I believe that my view in this case is a rational one, based on sound logic and, to some degree at least, common sense.
However I have witnessed the apparent apathy with which most people appear to approach this subject and wonder why the take-up of such services is generally low.
The issue of user acceptance and motivation is an important one. With most technological innovation, there is a critical mass which, if it is not reached, will limit the usefulness of the tool.

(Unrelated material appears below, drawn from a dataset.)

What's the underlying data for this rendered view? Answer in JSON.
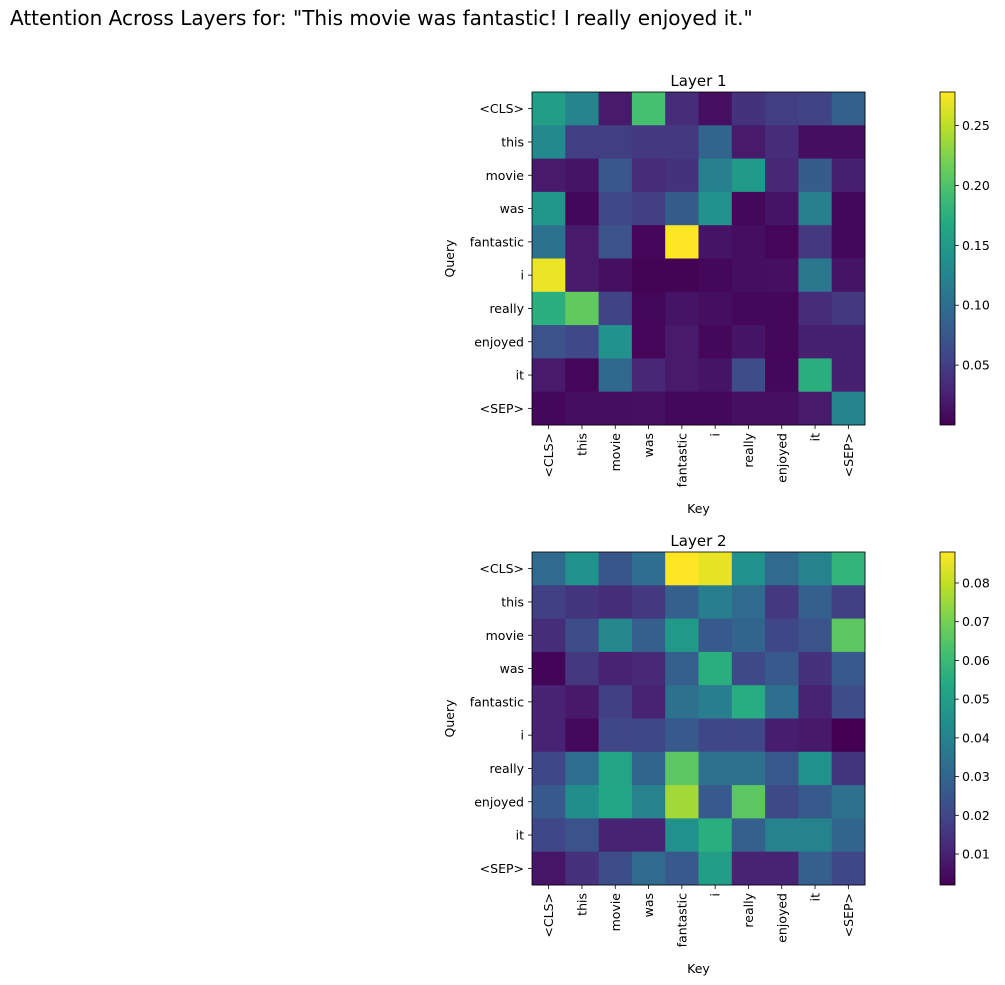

In 2001 I led a team of doctors and other professionals to develop an electronic patient record which was similar to that currently being “rolled out” in Australia. The DoctorGlobal(tm) patient record could be populated by clinicians, by patients, and by carers and access to the record could be completely controlled by the patient. Provenance of all information was visible and views could be provided depending on the role of the user.
All activity was audited and patients could see at any time who had accessed or updated their records. The technology used was state-of-the-art at the time and would still be secure today. The cost of the record was negligable.
The project was lauded in the popular press with glowing coverage from major Newspapers in both Australia and New Zealand. Overseas, in the US and the UK there was also considerable interest. In a short time we even had consultant clinicians providing specialist services to a small group of patients using the technology. Both patient and doctor could collaborate around a single centralised “source of truth”.
Unfortunately the take-up and use by governments and individuals was very limited and although the company has gone on to some success developing software for the US mental health sector our dreams of a wider deployment were not realised.
The issue with the DoctorGlobal health record was the very thing that makes the patient owned health record the RIGHT thing for patients. In other words, the patient’s ownership of the record, with return and benefit primarily to the patient, is the reason that a single centralised repository for patient information is such a difficult challenge.If the patient record is to reach its potential it must be populated by people and businesses other than the patient and the return on the time and energy invested by people other than the patient is difficult to demonstrate.
I am left with the profound belief that the future for patient owned health records will be in the hands of those organizations, government or otherwise, who manage to convince patients (i.e. You and I) of how important it is for us to invest time and energy in the “ownership” activity. It is our active participation in the development, management, care and feeding of our health information repository that will convince our doctors, nurses and other carers of the importance of this resource to our health care.